There's other details we've picked out and decided on, ones that I'm definitely more excited about working on, but those will have to wait until the big stuff has been sorted out. So I'm stuck being all excited about our wedding, but having nowhere to go.

Oh and I just realized that my first post has a different font size which surprised me. Maybe I'll keep doing that.

Tuesday, September 8, 2009

A Practical Wedding

One of the first blogs I found at the beginning of my wedding planning search (which feels as if it started like three days ago) was A Practical Wedding. Meg has some super human ability to sense when people are feeling bad about planning a wedding on a budget and writes some amazing, inspiring post on why we shouldn't... at least it feels that way to me. So if for some unknown reason you've found my blog before hers go read it.
When I stumbled upon her blog she was at the tail end of her wedding planning and preparing for the big day, so I decided to go back and see where she started. Reading through her archives, I'm not finished yet, is really exciting and I love the the idea of having an archive all your thoughts and feelings through one of those big milestones in your life. And that is the reason I started this blog, partially to discuss wedding minutia with what seems like a incredibly supportive group of people, but mainly something I can look back on after the wedding is over. Even years after we've been married, heck I could even show my blog to my kids... that sounds weird. Anyway thank you Meg for inspiring me to write and to create an outlet for myself.

I love this!


I just want to say how much I love this inspiration board, from Snippet and Ink, my latest wedding addiction. I just want to mush it up into a ball and rub it all over my wedding... if you could do that.

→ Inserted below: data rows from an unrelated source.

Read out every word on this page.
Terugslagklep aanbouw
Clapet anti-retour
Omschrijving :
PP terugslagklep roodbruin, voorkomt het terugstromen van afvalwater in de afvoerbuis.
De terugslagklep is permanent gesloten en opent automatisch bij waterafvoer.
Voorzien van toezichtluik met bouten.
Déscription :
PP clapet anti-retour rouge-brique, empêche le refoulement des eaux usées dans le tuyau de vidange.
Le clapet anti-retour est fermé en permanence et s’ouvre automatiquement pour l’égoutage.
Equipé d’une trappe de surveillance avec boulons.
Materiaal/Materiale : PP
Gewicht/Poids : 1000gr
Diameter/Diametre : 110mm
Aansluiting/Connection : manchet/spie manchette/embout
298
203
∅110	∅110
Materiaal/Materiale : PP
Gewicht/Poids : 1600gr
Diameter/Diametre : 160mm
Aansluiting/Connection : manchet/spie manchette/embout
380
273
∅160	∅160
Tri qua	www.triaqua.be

I love the idea of different color pearls, long strands and short strands and slate colored and cream sooo pretty!

I could stare at this all day...

Monday, September 7, 2009

I have a problem...

So I've only just begun to plan my wedding which is years (quite literally) away, and I already can't sleep... I just lay in bed fantasizing about all the little details, colors, ribbon... random stuff like that. I'm starting to scare myself. I'm afraid I'll just get to the point where I'm up all night, pasting and sewing save-the-dates, invitations, centerpieces, and whatever else I can get my little hands on. I haven't even picked out a place to have our wedding and I can't wait to send out our invitations, I have a problem. Please, please tell me it gets better.

Thursday, September 3, 2009

First and foremost!

Welcome to my very first devastatingly public foray, my first blog post on my first blog: exciting!! I have to say it's weird writing to no one (or at least at the time of this writing it is no one), but hopefully that will come to change. This will be a place for me to share my experiences in planning my wedding, in photography, in a lot of things I probably couldn't even begin to list here now and maybe some insight, which I will hopefully gain along the way.